Lionel, je n’avais pas le moin­dre doute que tu m’aimais et que ne fût sincère ton amour, et qu’au­cune cir­con­stance ne pour­rait l’ébran­ler ; j’é­tais con­va­in­cue qu’il était solide et durable. Ah ! je souf­frais, moi aus­si, tu peux le croire. Je me rendais compte qu’au début de nos rela­tions, quand tu t’es déclaré, j’au­rais dû t’é­carter, loyale­ment, mais résol­u­ment. Me laiss­er aimer par toi sans te le ren­dre, ma fierté ne s’en accom­modait pas. Il m’é­tait telle­ment désagréable de recevoir de toi sans te ren­dre ce que tu attendais de moi ! J’avais hor­reur de cette sit­u­a­tion de débi­teur qui ne peut faire hon­neur a la let­tre de change tirée sur lui sans que le tireur la fasse jamais pro­test­er. Je me sen­tais humil­iée, hon­teuse de moi-même. Je savais que « l’amour ne peut se pay­er que par de l’amour » – je puis, moi aus­si, citer du Stirn­er. On pour­rait don­ner tout ce que l’on pos­sède, se dépouiller entière­ment, ce ne servi­rait de rien : l’amour appelle l’amour. Mon remords était grand de t’avoir lais­sé t’en­gager à fond au lieu de t’avoir éloigné dès l’abord. Que je me sen­tais coupable à ton égard ! Tu avais tant de peine et aucun raison­nement ne pou­vait tenir con­tre cette voix intérieure qui me répé­tait : « C’est ta faute. » Et quand je pense que cela a duré des années ! Jusqu’au jour où mes yeux se sont décil­lés. Par la réflex­ion, en faisant appel au bon sens, aus­si par un effort de volon­té insis­tante, je me suis débar­rassée de cette mal­heureuse pho­bie dont, en mon for intime, je ne pou­vais nier le car­ac­tère injurieux pour toi. Je me suis per­suadée enfin qu’au­cune con­sid­éra­tion ne pou­vait tenir con­tre le fait que j’avais lais­sé croître ton amour pour moi et que, étant don­né ton tem­péra­ment, le temps n’avait fait que le cimenter. Je sen­tais le poids de ma respon­s­abil­ité. Je me jugeais insen­si­ble, cru­elle, impi­toy­able même… Enfin, à force de m’in­ter­roger, de me con­damn­er, j’ai mis fin à ce désac­cord qui m’é­tait insup­port­able. Alors, tout est devenu aisé et clair dans nos rela­tions… Je sais bien que tu mas par­don­né tout ce que je t’ai fait endurer…
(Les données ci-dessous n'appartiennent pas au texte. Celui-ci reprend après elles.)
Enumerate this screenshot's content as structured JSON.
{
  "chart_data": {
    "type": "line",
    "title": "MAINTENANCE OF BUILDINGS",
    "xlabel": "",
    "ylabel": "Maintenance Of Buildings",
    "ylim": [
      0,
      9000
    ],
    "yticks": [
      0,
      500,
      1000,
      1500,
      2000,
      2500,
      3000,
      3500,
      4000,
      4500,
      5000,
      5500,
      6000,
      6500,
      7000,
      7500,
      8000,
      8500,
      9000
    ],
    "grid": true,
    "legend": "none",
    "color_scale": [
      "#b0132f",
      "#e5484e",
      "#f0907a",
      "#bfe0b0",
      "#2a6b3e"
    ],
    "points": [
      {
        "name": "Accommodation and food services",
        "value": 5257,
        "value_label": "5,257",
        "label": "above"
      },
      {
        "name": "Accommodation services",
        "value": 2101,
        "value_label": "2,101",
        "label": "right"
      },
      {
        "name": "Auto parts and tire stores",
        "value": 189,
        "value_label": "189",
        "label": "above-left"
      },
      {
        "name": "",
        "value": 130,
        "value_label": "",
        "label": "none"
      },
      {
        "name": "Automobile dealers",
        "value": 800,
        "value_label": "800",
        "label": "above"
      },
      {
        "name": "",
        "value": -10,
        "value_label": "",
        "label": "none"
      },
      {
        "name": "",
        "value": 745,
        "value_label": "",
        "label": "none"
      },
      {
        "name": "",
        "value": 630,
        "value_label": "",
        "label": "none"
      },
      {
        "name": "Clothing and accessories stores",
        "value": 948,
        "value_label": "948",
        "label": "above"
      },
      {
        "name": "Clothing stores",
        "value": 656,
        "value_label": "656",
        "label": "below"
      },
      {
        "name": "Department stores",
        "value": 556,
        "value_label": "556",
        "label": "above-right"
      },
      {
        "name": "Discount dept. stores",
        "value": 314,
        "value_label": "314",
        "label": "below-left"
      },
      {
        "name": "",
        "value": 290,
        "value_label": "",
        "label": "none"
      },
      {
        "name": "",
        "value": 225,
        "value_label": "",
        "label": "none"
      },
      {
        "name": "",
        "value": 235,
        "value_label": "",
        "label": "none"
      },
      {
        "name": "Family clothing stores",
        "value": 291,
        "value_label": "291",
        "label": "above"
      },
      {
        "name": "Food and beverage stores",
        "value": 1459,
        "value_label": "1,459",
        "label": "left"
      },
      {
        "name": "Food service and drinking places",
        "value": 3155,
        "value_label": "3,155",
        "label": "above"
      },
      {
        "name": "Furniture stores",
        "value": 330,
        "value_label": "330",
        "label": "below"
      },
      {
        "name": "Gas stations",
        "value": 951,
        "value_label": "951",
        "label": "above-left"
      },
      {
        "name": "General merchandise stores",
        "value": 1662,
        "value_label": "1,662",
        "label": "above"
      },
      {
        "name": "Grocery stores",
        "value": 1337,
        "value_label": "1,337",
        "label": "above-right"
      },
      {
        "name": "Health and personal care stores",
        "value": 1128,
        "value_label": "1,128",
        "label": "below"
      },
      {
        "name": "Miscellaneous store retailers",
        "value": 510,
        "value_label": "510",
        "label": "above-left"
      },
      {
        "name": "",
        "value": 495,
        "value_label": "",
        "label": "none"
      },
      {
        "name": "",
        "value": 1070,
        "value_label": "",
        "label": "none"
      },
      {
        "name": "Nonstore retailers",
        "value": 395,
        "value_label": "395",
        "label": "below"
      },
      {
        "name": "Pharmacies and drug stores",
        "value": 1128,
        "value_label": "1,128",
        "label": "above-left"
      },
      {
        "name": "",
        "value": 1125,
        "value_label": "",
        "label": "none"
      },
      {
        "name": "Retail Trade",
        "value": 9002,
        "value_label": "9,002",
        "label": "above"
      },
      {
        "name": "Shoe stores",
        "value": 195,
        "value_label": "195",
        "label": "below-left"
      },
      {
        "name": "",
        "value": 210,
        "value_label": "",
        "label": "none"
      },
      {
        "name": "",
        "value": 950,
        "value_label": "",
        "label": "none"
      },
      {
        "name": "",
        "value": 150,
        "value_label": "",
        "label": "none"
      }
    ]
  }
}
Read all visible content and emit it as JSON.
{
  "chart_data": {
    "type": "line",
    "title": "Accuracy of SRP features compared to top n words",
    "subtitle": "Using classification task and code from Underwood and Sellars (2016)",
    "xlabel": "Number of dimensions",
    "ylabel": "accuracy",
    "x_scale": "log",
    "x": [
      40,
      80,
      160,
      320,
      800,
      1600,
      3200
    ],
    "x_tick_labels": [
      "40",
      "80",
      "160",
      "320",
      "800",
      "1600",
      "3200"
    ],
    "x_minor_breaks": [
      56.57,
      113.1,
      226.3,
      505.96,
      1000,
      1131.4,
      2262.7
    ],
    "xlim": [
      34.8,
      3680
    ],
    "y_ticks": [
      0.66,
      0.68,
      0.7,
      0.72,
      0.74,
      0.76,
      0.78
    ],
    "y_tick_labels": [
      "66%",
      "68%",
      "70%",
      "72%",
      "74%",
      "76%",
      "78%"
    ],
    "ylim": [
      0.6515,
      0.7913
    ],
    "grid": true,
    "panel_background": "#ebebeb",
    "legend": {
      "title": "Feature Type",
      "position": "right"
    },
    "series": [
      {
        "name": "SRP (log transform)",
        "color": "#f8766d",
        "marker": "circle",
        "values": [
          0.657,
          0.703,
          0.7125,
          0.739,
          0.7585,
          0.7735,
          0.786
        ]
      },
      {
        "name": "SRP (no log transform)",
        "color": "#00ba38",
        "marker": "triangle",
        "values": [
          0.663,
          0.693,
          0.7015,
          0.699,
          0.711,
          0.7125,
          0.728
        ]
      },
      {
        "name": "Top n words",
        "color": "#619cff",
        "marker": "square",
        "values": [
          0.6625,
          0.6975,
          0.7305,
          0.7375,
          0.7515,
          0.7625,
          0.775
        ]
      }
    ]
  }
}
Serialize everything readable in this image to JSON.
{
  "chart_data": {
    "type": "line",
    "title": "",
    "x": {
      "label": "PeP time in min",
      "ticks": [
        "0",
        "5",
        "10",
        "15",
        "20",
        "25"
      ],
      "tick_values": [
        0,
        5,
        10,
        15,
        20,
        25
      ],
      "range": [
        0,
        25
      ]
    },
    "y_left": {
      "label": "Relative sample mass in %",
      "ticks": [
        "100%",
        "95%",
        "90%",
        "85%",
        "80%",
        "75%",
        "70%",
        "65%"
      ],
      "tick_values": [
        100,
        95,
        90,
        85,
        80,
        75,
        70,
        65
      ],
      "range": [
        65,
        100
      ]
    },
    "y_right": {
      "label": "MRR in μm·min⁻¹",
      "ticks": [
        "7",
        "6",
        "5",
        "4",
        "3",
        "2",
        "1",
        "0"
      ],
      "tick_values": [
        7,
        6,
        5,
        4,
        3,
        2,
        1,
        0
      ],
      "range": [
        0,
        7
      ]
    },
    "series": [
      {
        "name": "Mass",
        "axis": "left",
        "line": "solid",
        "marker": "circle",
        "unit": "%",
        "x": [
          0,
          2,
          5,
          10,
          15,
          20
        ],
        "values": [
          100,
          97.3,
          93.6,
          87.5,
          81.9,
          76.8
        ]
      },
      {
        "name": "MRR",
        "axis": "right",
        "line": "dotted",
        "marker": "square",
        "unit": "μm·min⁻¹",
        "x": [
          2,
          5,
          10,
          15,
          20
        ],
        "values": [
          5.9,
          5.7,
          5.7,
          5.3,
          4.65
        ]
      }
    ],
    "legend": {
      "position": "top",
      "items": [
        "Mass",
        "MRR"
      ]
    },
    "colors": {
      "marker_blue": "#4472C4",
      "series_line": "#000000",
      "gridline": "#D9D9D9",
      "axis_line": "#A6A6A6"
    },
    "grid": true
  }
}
Lionel. – .Je ne t’en ai jamais voulu, Fabi­enne, même aux heures les plus som­bres. Je te trou­vais par­fois si dure, si inex­orable, que ma douleur était inouïe. Mais je t’aimais et, mal­gré mon immense cha­grin, mal­gré ce que je lais­sais extéri­oris­er de la déso­la­tion qui me déchi­rait, il m’é­tait impos­si­ble de t’en vouloir. Quelqu’un qui n’au­rait pas con­nu la véri­ta­ble pro­fondeur de mes sen­ti­ments pour toi m’au­rait volon­tiers accusé de capit­uler, mais puisqu’il me sem­blait que tu ne me com­pre­nais pas comme je souhaitais que tu la fiss­es, il n’y avait pas capit­u­la­tion de ma part, mais per­sévérance. Je ne pou­vais même pas t’en vouloir de ne pas saisir les raisons qui me dic­taient mon atti­tude envers toi d’au­tant plus que je n’ig­no­rais rien de ce qui se pas­sait en toi, ni des phénomènes nerveux que tu ne pou­vais alors sur­mon­ter. Faute de les regarder bien en face, de te col­leter avec eux, si j’ose employ­er cette métaphore. J’ac­cep­tais une sit­u­a­tion fausse, bien sûr, qui me déchi­rait sen­ti­men­tale­ment et sen­suelle­ment, c’est enten­du, mais je t’aimais, je tenais à toi, et bien loin de capit­uler, j’avais foi en mon amour pour toi. Intérieure­ment, une voix me dis­ait, à moi, qu’un jour viendrait où tu me com­prendrais, où tu me paierais de retour. Et cela aus­si, parce que j’avais appro­fon­di ta bon­té d’âme naturelle.